The UK, meanwhile, is home to security vendor Sophos. Since last May, it has been majority owned by venture capitalists Apax Partners; its most recent annual revenues, posted before the Apax deal, reached $260m (₣193m).
Sophos, which is based near Oxford, counts some big names among its clients, including Cisco, Marks & Spencer and the US aerospace and defence company Lockheed Martin.
Its most public face is the UK-based senior technology consultant Graham Cluley, who also writes for the company’s Naked Security blog. Cluley beat actor/writer Stephen Fry to the title of ‘Twitter user of the year’ and is often among the first to alert the online community to new cyber attacks.
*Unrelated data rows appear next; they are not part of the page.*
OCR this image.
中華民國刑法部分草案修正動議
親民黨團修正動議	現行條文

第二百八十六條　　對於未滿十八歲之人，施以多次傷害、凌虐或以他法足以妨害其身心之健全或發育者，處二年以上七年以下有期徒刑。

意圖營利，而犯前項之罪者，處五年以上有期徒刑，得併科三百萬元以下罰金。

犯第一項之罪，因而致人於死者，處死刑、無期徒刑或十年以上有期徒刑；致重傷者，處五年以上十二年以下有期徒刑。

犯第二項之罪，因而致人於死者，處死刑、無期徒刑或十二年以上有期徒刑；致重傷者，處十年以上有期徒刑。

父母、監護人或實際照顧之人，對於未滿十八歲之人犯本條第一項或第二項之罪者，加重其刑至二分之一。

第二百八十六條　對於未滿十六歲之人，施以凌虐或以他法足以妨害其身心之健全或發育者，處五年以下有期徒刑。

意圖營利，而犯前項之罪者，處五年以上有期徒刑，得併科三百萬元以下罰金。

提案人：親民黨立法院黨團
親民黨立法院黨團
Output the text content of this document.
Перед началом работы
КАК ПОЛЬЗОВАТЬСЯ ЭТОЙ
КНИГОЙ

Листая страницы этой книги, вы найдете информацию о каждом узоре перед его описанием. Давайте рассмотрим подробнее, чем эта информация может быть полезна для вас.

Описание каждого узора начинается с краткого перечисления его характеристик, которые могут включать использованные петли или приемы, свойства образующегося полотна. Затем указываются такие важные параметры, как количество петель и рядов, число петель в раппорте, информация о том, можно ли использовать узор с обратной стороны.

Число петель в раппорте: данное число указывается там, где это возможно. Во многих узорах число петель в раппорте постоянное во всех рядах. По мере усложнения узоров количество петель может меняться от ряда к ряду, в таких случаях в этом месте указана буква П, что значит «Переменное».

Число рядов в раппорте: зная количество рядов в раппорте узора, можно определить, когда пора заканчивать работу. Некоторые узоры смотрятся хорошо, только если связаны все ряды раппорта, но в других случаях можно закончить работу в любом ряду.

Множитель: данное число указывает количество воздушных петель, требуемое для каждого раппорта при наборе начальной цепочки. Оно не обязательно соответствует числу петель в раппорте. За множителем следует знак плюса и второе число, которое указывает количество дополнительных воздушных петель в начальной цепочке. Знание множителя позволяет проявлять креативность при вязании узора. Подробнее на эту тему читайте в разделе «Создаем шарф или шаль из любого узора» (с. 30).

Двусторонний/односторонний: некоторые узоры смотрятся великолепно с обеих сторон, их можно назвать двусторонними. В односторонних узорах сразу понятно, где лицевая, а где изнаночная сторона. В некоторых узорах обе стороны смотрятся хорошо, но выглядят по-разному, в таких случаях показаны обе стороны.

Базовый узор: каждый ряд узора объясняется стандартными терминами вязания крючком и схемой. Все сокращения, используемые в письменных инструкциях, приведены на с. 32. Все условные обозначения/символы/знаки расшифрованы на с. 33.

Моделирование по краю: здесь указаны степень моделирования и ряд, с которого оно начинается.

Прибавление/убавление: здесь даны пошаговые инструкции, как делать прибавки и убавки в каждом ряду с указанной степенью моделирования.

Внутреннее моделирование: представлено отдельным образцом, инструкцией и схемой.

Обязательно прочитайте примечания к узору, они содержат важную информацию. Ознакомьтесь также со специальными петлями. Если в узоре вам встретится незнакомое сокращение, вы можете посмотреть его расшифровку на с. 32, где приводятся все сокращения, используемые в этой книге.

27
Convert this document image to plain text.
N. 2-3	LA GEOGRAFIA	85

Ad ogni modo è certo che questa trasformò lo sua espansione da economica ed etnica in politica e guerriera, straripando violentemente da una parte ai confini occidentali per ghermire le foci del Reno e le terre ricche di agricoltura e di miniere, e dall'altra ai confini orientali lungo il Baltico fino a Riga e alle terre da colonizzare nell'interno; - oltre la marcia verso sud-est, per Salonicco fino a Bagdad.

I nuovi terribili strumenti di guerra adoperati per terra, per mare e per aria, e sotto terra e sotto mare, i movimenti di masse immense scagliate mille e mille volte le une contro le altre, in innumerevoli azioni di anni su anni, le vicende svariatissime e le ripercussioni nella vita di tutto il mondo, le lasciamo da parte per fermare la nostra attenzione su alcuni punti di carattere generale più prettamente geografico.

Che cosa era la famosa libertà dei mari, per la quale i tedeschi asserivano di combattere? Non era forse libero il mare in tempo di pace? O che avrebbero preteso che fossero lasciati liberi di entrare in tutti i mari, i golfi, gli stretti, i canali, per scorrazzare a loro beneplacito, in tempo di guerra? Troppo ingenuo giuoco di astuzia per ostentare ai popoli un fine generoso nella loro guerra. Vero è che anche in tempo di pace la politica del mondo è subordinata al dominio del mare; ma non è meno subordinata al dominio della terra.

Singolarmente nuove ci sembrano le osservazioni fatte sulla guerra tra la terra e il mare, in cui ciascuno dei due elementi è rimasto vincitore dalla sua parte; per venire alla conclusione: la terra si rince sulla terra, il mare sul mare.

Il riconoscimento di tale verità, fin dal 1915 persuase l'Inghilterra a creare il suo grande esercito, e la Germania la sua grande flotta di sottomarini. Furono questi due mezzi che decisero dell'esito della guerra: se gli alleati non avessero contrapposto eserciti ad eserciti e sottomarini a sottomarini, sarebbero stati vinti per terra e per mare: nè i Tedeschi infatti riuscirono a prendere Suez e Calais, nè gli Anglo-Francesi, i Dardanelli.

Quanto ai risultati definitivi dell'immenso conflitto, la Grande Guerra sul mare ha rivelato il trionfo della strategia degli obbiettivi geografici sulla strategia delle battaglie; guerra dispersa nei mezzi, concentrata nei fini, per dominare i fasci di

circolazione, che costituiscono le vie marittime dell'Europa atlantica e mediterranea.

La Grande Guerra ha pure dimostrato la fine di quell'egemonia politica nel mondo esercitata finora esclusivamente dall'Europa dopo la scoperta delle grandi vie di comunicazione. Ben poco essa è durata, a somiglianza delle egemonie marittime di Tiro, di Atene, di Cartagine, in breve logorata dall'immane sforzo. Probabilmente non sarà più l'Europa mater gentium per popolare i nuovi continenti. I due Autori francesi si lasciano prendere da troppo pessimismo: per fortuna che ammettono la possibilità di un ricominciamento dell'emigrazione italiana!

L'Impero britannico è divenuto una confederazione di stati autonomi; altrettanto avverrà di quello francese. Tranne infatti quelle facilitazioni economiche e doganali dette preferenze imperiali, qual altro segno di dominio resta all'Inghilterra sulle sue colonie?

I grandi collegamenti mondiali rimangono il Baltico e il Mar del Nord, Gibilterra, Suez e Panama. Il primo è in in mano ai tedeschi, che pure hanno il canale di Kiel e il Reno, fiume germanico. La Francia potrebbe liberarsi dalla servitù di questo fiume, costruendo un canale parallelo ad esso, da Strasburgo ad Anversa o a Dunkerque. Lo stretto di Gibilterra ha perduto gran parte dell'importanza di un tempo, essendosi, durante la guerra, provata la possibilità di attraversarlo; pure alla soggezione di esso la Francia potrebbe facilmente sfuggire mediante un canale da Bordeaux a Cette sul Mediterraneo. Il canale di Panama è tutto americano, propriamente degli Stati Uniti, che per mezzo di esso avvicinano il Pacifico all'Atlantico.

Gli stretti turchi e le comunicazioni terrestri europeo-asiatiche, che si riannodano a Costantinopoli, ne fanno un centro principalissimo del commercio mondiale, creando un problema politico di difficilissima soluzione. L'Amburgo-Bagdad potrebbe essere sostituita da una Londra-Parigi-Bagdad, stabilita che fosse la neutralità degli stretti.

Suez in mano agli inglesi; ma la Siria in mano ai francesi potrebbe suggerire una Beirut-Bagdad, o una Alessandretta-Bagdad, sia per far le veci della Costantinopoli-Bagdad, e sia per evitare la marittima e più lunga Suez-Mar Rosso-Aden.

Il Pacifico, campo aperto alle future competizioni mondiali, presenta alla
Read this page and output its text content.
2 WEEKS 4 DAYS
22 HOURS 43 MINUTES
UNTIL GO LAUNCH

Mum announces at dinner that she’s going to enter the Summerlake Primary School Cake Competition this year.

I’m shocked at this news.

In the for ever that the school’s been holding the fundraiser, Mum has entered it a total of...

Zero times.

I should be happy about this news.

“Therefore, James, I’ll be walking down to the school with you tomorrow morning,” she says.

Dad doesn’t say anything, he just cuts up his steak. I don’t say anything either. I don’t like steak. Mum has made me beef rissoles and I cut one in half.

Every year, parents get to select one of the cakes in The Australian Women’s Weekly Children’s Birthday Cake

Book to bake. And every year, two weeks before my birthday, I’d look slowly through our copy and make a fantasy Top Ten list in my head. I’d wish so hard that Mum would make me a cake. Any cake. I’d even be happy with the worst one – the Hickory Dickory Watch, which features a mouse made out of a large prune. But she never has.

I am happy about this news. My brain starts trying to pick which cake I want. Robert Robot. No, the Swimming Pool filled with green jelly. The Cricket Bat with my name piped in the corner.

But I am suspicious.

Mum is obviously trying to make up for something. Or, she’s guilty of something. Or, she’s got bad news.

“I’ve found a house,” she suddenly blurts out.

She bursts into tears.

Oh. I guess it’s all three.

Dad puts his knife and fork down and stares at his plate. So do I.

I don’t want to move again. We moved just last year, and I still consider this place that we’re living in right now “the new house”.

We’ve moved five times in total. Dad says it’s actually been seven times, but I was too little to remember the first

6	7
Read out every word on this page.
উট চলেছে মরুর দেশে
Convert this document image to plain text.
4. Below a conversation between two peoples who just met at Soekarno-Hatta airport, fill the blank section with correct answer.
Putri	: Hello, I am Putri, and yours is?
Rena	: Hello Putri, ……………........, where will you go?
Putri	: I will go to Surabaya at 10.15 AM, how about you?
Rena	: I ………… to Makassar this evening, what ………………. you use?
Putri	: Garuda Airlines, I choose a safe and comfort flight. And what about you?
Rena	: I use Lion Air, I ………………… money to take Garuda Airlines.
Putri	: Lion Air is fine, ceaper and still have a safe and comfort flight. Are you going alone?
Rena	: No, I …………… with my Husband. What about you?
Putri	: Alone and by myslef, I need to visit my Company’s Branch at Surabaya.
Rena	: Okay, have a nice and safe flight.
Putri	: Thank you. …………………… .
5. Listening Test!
Other noteworthy security companies include Panda Security, which is headquartered in Spain but also earns substantial revenues from South America.
Israel also boasts a large number of world-class IT security companies, often highly specialist firms whose founders gained their early knowledge in the military. Th ese include firewall-monitoring company Tufin; and Trusteer, which provides security technologies primarily for online banking. Meanwhile companies such as Check Point Software, which designs firewalls, and Imperva, which secures data, have operations in Tel Aviv.
One reason smaller, more localised security companies are gaining ground is because of concerns about the growing instability of cyberspace, suggests F-Secure’s Hypponen.
“When you are not at war, or in a crisis, borders don’t really matter so security vendors can come from any market,” he says. “But in a crisis, borders start to matter. You don’t want your security manufacturer to be in a country you might be at war with.”